Deadline: We are currently accepting applications for the Spring 2019 semester on a rolling basis, with review beginning on November 26, 2018.

Undergraduate Writing Fellows

Writing Fellows (WFs) are undergraduate students who are trained as peer writing consultants and who are paired with a specific course for the entire semester. They collaborate with faculty and serve as facilitators of learning, largely in part by providing constructive critique of student writing, but also through in-class workshops and facilitated peer review sessions. WFs neither teach content nor assign grades—they are not teaching assistants. Instead, they promote writing in the classroom, collaborating with faculty and helping students better understand writing assignments, brainstorm content, and revise drafts to successfully present their thoughts and ideas.

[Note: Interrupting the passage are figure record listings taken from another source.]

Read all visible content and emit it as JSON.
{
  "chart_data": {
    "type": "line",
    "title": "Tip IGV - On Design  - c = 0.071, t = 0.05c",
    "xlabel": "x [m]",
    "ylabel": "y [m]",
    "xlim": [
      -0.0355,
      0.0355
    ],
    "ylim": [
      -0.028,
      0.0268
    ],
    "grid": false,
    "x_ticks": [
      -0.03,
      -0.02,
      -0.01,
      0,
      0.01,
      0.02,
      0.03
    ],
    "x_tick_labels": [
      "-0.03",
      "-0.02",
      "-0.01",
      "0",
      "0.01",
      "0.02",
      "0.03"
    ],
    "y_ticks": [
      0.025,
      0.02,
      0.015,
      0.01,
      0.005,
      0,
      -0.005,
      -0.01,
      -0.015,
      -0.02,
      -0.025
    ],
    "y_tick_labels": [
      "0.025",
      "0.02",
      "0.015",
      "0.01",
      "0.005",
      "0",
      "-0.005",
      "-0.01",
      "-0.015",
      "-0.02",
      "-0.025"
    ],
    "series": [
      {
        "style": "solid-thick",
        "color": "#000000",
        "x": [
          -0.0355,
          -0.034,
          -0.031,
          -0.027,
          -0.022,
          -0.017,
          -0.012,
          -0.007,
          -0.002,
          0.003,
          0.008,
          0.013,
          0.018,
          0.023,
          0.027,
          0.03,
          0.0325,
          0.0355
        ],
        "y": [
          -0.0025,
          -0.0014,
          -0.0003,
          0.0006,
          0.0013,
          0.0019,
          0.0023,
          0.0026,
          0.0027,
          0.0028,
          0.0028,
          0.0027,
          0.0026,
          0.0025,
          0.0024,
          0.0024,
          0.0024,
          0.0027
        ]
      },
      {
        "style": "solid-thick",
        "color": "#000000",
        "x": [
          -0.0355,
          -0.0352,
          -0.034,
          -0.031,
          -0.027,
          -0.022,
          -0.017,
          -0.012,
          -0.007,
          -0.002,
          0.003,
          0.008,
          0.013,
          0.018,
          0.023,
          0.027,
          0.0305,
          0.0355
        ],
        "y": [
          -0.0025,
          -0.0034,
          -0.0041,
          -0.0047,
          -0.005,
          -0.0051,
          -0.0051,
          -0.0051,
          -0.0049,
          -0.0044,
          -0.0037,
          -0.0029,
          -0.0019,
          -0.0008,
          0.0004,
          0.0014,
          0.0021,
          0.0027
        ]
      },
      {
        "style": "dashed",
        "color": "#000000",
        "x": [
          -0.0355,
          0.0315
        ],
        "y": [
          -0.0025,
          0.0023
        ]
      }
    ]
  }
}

To apply to have a WF in your course, you must be teaching a 16-week course where you plan to assign two major writing assignments or a scaffolded semester-long project. You should be willing to work collaboratively with your WF and the KUWC Assistant Director and adhere to the assignment schedule agreed upon at the beginning of the semester. Courses involving discussion sections and teaching assistants cannot be considered.

For more information about the program before you apply, please contact Kara Kynion.

Apply

Edwards Graduate Writing Fellows

Writing Fellows (WFs) are graduate students, trained as writing consultants, who are requested to work in specific classrooms each semester. Fellows may offer one-on-one consultations with students to discuss their drafts, provide email feedback on written drafts, or facilitate workshops on writing topics in class. WFs neither teach content nor assign grades—they are not teaching assistants. Rather, their role is to constructively critique student writing. WFs help students better understand writing assignments, brainstorm content, and revise drafts to successfully present their thoughts and ideas.

To apply for a Graduate Writing Fellow in your classroom, you must be teaching a 16-week course on the Edwards campus and plan to assign two major writing assignments or one scaffolded semester-long project. You should be willing to work collaboratively with your Writing Fellow and adhere to the assignment schedule agreed upon at the beginning of the semester. Courses may be face-to-face, blended, or online. Courses involving discussion sections cannot be considered.